Fibre innovation from Finland may change textile industry

As the global clothing industry struggles with a sustainability crisis, several Finnish companies are offering solutions.

The modern clothing industry is a marvel. Walk into any fashion store and you have your pick of thousands of different items in a huge variety of styles. Yet the industry is also marked by its unsustainability.

Some of the most popular materials, such as polyester, are derived from petroleum. Plastic microfibres from synthetic fabrics end up in the oceans and enter our food chain. In turn, production of natural fibres such as cotton demands an enormous amount of water.

The very nature of fashion encourages people to toss their old clothes in landfills and buy the next popular thing. It is a monumental problem, but people are now aware of it.

Gown made of birch

A newspaper, some fibres and fabric made of those fibres on an orange background.

Churn after reading: Helsingin Sanomat, Finland’s most widely read newspaper, can become fabric for a laptop sleeve with Ioncell’s process, which dissolves cellulose and turns it into fibres.Photo: Eeva Suorlahti

“Sustainability is becoming very important to the consumer today,” says Anna-Kaisa Auvinen, managing director of Finnish Textile and Fashion, a textile and clothing industry organisation.

“In Finland we have great fibre innovations that will help the industry be more environmentally friendly. Increasingly we see new startups being formed in Finland with corporate social responsibility as the core of the company.”

Several Finnish organisations have been puzzling over the issue of a sustainable raw material for textiles for years, including VTT Technical Research Centre of Finland and Aalto University. Pirjo Kääriäinen, professor of design-driven fibre innovation at Aalto, estimates that seven or eight different projects are currently under way, and some of them have graduated out of the laboratory.

At Aalto University, professor Pirjo Kääriäinen and scientist Michael Hummel show how they and their students make wood into thread and fabric without producing waste or consuming chemicals.
Video: Ioncell/Aalto University

Kääriäinen is involved in Ioncell, a project that has developed a method of creating high-quality textile fibres from wood or recycled materials.

They found the perfect publicity for their product when Jenni Haukio, the First Lady of Finland, wore a dress made from birch-based Ioncell fibre to the annual Independence Day gala.

Infinite source of raw materials

Piece of old jeans, blue fibres on glass dishess, blue yarn and a blue scarf on a table.

Aalto University students Simone Haslinger and Yingfeng Wang produced a scarf using Ioncell fibres recycled from old cotton; French President Emmanuel Macron received it as a gift when he visited the school.Photo: Mikko Raskinen

“Traditional methods of creating fibre from cellulose, like rayon, require heavy chemicals,” Kääriäinen says. “The whole Ioncell production process is safe and non-harmful.

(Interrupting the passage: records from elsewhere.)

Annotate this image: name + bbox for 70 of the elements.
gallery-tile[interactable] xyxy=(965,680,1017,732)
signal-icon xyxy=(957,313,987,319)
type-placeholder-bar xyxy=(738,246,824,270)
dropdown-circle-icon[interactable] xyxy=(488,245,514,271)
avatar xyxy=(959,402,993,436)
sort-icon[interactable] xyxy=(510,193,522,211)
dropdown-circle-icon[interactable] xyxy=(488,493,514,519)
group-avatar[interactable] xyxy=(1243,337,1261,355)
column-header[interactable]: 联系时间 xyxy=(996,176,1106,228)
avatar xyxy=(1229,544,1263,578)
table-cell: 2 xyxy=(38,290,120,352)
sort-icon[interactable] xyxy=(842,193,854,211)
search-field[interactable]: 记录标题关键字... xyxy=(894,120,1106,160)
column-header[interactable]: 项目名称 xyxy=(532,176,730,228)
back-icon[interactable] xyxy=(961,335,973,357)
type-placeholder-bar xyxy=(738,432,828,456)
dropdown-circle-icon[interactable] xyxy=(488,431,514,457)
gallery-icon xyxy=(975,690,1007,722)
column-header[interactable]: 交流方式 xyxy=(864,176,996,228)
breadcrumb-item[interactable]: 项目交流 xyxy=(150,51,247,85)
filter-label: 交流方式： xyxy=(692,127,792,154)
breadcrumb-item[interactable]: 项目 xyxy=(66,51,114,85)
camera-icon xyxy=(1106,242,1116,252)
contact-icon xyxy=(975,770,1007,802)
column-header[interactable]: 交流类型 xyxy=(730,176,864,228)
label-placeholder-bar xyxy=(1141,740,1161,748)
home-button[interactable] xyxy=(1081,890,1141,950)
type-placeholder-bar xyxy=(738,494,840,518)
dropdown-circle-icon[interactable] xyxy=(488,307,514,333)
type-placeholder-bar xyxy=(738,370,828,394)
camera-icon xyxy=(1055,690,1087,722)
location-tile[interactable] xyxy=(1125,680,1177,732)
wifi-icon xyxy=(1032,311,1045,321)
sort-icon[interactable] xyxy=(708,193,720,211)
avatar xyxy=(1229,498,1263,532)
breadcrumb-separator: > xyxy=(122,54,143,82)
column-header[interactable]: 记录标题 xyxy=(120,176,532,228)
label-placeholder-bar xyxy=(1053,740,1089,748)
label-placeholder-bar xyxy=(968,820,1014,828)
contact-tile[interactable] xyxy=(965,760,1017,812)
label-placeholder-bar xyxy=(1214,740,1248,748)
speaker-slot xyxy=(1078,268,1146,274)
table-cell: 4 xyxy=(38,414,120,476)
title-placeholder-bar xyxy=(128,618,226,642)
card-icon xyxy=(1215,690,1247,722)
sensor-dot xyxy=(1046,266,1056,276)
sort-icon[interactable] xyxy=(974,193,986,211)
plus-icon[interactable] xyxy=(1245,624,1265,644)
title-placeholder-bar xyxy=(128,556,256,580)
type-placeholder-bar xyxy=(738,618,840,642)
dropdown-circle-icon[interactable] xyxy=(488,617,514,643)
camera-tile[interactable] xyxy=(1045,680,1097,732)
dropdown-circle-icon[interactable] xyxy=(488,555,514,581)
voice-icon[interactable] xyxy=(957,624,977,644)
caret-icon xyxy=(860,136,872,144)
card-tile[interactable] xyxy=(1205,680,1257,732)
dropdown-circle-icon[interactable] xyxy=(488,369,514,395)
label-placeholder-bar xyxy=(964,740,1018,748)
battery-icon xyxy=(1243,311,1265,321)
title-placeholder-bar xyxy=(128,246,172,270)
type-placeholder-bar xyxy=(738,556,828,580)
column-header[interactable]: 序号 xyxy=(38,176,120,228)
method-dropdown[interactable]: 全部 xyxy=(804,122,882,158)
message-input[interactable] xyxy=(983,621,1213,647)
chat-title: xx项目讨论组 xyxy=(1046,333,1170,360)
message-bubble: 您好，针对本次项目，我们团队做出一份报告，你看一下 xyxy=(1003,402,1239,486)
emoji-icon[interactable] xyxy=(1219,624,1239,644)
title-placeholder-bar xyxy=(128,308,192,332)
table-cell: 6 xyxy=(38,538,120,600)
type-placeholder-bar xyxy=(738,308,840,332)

It can even keep the colour: if you recycle red T-shirts you can get red fibres out of the process without needing to re-dye it.”

Another company active in the field is Infinited Fiber. Its roots date back to the 1980s, when various Finnish corporations and VTT studied viscose production.

“The breakthrough came in about 2010, when we discovered how to use waste paper as a raw material,” says CEO Petri Alava. “We can now use a huge variety of raw materials, like paper, carboard or textile waste. Availability is a big issue for the industry, but some of the infrastructure is already in place for these materials, like cardboard.”

Infinited Fiber was spun off from VTT in 2015 and now has a pilot plant in operation. Their process separates fibre, turns it into a liquid, and transforms the liquid into a new cotton-like fibre. Cotton is a major material for the mainstream textile market, and Infinited Fiber plans to license their technology to big global producers. Their denim has already met 100 percent of commercial quality requirements.

“It’s encouraging to see the high interest we are receiving from the market,” Alava says. “The younger generation wants environmentally sustainable clothing, and this is a major challenge for fashion brands.”

Spin to win

A white baby t-shirt.

Companies such as the Finnish brand Melli EcoDesign are trying Spinnova fabrics. Melli is particularly interested in textile textures, since it specialises in clothing for infants and premature babies.Photo: Spinnova

Spinnova is located in the central Finnish city of Jyväskylä, at the heart of Finnish forest country. They use wood pulp as their raw material, but their process has a different spin.

“We use no harmful chemicals at all,” says CEO Janne Poranen. “We use a mechanical process to spin the natural fibres through small nozzles to create textile filaments.”

The only by-product of Spinnova’s technology is water that evaporates during drying and is reused in the spinning process. The closed-loop system caught the attention of Finnish fashion icon Marimekko and a partnership began. At the time of writing, the two companies are planning to bring their product to customers in the near future.

“Our pilot plant is in the startup phase and then we will begin to scale up,” Poranen says. “In two or three years we expect to see big volumes.”

Finnish innovators such as Spinnova, Ioncell and Infinited Fiber have a huge goal: to find a sustainable process with sustainable materials for the world’s textile needs. They employ different methods, but there’s more than one way to stride down a catwalk.